There is a presumption that Courts are open including their exhibits and records.[9]

Standard
At common law, a publication ban should only be ordered where the Dagenais-Mentuck test is satisfied which requires:[10]

  1. such an order is necessary in order to prevent a serious risk to the proper administration of justice because reasonably alternative measures will not prevent the risk; and
  2. the salutary effects of the publication ban outweigh the deleterious effects on the rights and interests of the parties and the public, including the effects on the right to free expression, the right of the accused to a fair and public trial, and the efficacy of the administration of justice.

Restrictions will be in the public interest where it is necessary to:[11]

  • protect the innocent from unnecessary harm
  • prevent significant harm to the victim or to witnesses
  • "safeguarding privacy interests" of victims to encourage reporting of sexual offences
  1. A.G. (Nova Scotia) v MacIntyre, 1982 CanLII 14 (SCC), [1982] 1 SCR 175 per Dickson CJ ("Where there is no publicity there is no justice.
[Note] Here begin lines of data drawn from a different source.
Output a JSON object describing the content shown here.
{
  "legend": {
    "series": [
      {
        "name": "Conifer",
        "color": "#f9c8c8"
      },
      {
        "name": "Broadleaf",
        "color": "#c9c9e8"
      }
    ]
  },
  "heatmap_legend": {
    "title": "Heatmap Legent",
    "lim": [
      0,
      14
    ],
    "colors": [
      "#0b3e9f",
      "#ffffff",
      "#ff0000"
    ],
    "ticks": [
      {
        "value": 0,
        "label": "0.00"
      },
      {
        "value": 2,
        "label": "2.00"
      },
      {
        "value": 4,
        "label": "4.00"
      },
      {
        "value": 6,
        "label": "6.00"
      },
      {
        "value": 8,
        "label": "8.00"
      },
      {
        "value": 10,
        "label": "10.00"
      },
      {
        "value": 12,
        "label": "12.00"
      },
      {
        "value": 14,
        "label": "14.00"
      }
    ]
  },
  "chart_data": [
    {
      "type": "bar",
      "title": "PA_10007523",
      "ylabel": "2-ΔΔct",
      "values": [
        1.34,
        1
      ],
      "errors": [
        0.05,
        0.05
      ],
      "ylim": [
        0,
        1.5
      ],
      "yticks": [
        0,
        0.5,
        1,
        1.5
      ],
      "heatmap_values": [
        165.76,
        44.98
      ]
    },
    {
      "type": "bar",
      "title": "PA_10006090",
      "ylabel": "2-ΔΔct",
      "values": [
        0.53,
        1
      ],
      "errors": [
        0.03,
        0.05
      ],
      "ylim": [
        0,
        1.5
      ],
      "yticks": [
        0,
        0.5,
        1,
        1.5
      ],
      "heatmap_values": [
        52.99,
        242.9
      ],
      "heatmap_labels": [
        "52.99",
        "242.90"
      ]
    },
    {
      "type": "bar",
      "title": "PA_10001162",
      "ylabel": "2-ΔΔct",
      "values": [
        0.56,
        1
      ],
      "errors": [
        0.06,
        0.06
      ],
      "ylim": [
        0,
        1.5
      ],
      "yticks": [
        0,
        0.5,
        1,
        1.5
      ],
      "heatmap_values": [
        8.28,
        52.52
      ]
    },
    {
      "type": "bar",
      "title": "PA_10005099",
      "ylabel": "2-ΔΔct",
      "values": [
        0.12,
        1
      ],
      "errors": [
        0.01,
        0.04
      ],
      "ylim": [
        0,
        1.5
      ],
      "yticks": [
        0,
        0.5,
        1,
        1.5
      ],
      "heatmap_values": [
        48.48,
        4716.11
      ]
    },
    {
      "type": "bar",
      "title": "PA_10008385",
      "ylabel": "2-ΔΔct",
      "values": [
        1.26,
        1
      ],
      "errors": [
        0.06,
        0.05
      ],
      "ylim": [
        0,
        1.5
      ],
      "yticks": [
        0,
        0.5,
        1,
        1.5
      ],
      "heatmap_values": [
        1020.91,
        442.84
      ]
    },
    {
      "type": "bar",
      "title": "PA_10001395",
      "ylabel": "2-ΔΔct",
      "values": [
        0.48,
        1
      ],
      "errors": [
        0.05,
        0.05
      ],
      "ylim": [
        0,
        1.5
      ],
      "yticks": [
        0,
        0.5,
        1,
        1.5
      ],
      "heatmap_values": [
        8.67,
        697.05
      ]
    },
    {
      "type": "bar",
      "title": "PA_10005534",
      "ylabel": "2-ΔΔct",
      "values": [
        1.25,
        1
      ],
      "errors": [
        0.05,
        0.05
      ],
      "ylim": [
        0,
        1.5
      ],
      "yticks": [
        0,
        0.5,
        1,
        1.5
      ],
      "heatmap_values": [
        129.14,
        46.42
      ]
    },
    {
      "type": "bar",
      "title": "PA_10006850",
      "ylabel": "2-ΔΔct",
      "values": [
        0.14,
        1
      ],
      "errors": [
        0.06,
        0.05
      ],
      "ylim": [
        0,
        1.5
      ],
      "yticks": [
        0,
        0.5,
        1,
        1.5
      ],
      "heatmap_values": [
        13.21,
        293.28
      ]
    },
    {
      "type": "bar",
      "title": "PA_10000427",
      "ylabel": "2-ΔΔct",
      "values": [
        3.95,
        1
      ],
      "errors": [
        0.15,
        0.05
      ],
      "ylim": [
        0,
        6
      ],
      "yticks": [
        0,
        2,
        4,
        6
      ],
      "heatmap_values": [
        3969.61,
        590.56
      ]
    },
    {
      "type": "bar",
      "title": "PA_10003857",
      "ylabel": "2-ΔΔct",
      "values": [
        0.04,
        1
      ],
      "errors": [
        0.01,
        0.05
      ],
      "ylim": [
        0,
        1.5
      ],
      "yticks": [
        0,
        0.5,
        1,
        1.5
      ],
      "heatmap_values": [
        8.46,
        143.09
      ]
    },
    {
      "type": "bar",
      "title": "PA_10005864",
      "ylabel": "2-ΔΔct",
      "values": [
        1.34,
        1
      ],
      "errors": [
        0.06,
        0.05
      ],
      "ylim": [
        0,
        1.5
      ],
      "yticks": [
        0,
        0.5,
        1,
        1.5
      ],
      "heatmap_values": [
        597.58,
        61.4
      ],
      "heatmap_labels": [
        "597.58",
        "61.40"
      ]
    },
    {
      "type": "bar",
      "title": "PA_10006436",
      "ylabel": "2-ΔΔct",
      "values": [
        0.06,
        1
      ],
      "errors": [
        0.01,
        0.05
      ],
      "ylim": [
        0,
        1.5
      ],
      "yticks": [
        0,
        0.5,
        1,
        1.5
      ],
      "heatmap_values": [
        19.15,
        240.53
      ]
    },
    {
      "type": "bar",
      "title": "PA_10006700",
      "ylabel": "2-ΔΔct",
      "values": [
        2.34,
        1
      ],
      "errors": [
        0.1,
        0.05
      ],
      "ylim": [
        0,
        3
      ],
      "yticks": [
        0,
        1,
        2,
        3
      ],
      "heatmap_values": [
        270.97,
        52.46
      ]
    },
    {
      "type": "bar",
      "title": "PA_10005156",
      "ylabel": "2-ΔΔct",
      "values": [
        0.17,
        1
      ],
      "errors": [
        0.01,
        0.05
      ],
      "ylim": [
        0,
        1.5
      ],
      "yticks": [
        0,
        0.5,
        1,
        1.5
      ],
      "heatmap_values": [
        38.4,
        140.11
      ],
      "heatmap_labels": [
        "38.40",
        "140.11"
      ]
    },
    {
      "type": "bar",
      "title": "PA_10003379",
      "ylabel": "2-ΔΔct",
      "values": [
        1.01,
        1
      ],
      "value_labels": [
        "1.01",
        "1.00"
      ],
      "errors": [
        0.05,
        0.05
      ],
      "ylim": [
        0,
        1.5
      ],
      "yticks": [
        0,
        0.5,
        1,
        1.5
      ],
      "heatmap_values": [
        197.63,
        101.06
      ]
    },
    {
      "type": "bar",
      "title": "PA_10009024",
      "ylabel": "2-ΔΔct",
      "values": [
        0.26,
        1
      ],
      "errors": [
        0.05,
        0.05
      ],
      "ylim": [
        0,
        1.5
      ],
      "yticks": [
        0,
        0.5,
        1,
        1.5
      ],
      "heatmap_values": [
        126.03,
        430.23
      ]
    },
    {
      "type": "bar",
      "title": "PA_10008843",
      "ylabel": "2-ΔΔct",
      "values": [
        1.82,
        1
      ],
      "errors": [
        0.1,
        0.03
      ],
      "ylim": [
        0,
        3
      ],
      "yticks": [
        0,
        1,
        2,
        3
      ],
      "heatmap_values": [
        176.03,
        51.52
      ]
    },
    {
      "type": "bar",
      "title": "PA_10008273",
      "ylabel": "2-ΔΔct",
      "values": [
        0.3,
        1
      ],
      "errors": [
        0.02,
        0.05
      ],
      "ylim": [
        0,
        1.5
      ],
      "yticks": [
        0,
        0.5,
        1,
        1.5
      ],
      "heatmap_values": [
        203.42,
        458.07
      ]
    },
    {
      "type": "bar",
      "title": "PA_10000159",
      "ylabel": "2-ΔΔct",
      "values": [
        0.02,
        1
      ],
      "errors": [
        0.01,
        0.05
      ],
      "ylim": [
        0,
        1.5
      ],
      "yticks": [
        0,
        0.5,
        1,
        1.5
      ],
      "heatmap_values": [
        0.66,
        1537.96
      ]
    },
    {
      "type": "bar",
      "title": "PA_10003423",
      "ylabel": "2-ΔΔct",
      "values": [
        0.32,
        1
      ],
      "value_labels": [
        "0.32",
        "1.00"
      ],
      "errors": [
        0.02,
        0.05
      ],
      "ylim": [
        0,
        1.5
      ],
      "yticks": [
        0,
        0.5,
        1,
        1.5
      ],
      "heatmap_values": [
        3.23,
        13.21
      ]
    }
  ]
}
Publicity is the very soul of justice. It is the keenest spur to exertion and the surest of all guards against improbity. It keeps the judge himself while trying under trial.")
  2. CBC v New Brunswick (A.G.), 1996 CanLII 184 (SCC), [1996] 3 SCR 480
  3. Coltsfoot Publishing Ltd. v Foster-Jacques, 2012 NSCA 83 (CanLII), at Para. 85
    See also Vancouver Sun (Re), [2004] 2 SCR 332, 2004 SCC 43 (CanLII), at para 25
    Vickery v Nova Scotia Supreme Court (Prothonotary), per Cory J. in dissent on other issue ("If court proceedings, and particularly the criminal process, are to be accepted, they must be completely open so as to enable members of the public to assess both the procedure followed and the final result obtained. Without public acceptance, the criminal law is itself at risk.")
  4. A.G. (N.S.) v MacIntyre, ibid.
  5. A.G. (N.S.) v MacIntyre, supra
  6. E.g. R v Canadian Broadcasting Corporation, 2010 ONCA 726 (CanLII)
    Lac Amiante du Quebec Ltee v 2858-0702 Quebec Inc., 2001 SCC 51 (CanLII), [2001] 2 SCR 743
  7. Re Krakat, 1965 CanLII 358 (ON SC)
  8. MacIntyre, supra, at p. 189
  9. R v Mentuck, [2001] 3 SCR 442, 2001 SCC 76 (CanLII)
  10. R v Mentuck, 2001 SCC 76 (CanLII), [2001] 3 SCR 442, 462
    R v CBC, [2010] OJ No. 4615 (CA)(*no link)
  11. CBC v New Brunswick (A.G.)

Sub Judice

The common law principle of contempt sub judice prevents parties from from making statements to the public that are calculated to interfere with the court proceedings.[1]